Шрифт:
Далее Соловьев цитирует Александра (фразу о простачке) и продолжает: «Еще одно чувство переполняло душу Александра в описываемую минуту. При окончании подвига сильнее чувствуется главная трудность, встретившаяся при его совершении; но мы знаем, что главная трудность Александра при достижении цели великой коалиции заключалась в противодействии австрийской политике, причем император, употребляя все средства, чтобы уговорить Шварценберга не останавливаться, иногда должен был забывать свое высокое положение: Александр помнил, как ему приходилось ночью с фонарем отправляться в ставку Шварценберга и убеждать его к движению вперед. И это воспоминание вылилось при входе в Париж: Александр сказал тому же Ермолову, указывая на Шварценберга…»
И Соловьев цитирует фразу о подушке, которая бессонными ночами ворочалась под головой императора.

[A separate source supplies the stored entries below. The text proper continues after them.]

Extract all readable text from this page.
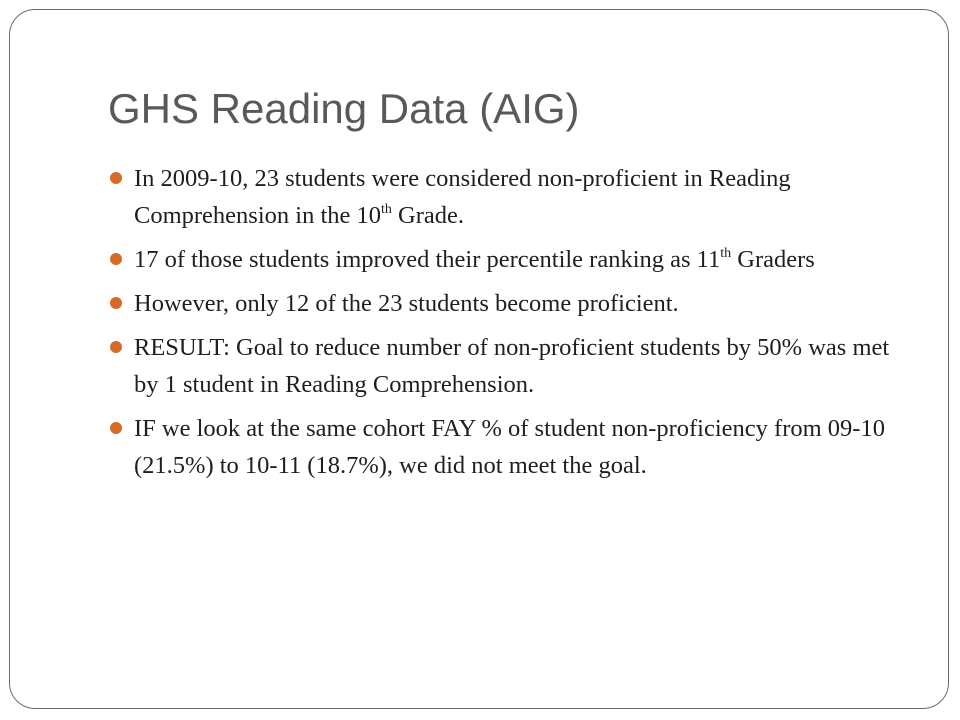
GHS Reading Data (AIG)
In 2009-10, 23 students were considered non-proficient in Reading Comprehension in the 10th Grade.
17 of those students improved their percentile ranking as 11th Graders
However, only 12 of the 23 students become proficient.
RESULT: Goal to reduce number of non-proficient students by 50% was met by 1 student in Reading Comprehension.
IF we look at the same cohort FAY % of student non-proficiency from 09-10 (21.5%) to 10-11 (18.7%), we did not meet the goal.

Как хорошо по-русски, с каким профессорским изяществом (так и угадывается дух Московского университета!) это написано, и как по-русски понято главное и в Наполеоне, и в Александре: противопоставление нравственных начал военному гению. Собственно, и книга Мережковского о Наполеоне по-своему замечательна, но как чувствуется, что он писал ее уже не в России: Мережковский видит Наполеона как европеец, почти как француз, завороженный его величием. А когда вскользь упоминает об Александре, то кажется, будто он вовсе забыл, что когда-то написал о нем роман.
Книга же Соловьева написана по-русски и – хочется подчеркнуть – в России, она пронизана ее духовными токами, в ней «дышит почва и судьба».
Глава пятая Похищение сабинянок
Однако вернемся к событиям 31 марта.
Вот я у Пантенской заставы Парижа; на часах половина одиннадцатого, и я знаю, что через полчаса сюда прибудет Александр со свитой и у самых ворот его встретит принц Вюртембергский со своим доблестным 20-м егерским полком, прославившим себя во многих жарких сражениях. Александр поприветствует храбрецов, и после ответного громогласного «Ура-а-а!» настанет торжественная минута: под звуки музыки войска во всем блеске и величии, чеканя шаг, войдут в Париж. Полки, полки, полки… прусский гвардейский гусарский, лейб-казаки в красных мундирах, русская и прусская гвардия, австрийцы и все прочие, в том числе и французские эмигранты, бежавшие от Наполеона. К ним пристало и много любопытных из числа тех, кому было приказано оставаться в казармах, поскольку у них не было надлежащей экипировки. Да, за время долгих походов войска поизносились, поистрепались, и вместо мундиров русской армии на них можно было увидеть и крестьянские блузы, и женские кофты, и даже бурые рясы монахов. Но разве усидишь взаперти в такой день! И они не удержались, нарушили приказ и, украдкой покинув казармы, присоединились к торжественному шествию. Один из таких нарушителей вспоминал: «По левую руку от меня ехал лейб-медик принца в старом изношенном кителе и дырявой фуражке, по правую – прусский драгун, приветствовавший всех разряженных француженок неприличными гримасами. Передо мной двигался корпусной аудитор с крестьянской фуражкой на голове, а сзади – австрийский камергер в богатом гусарском мундире».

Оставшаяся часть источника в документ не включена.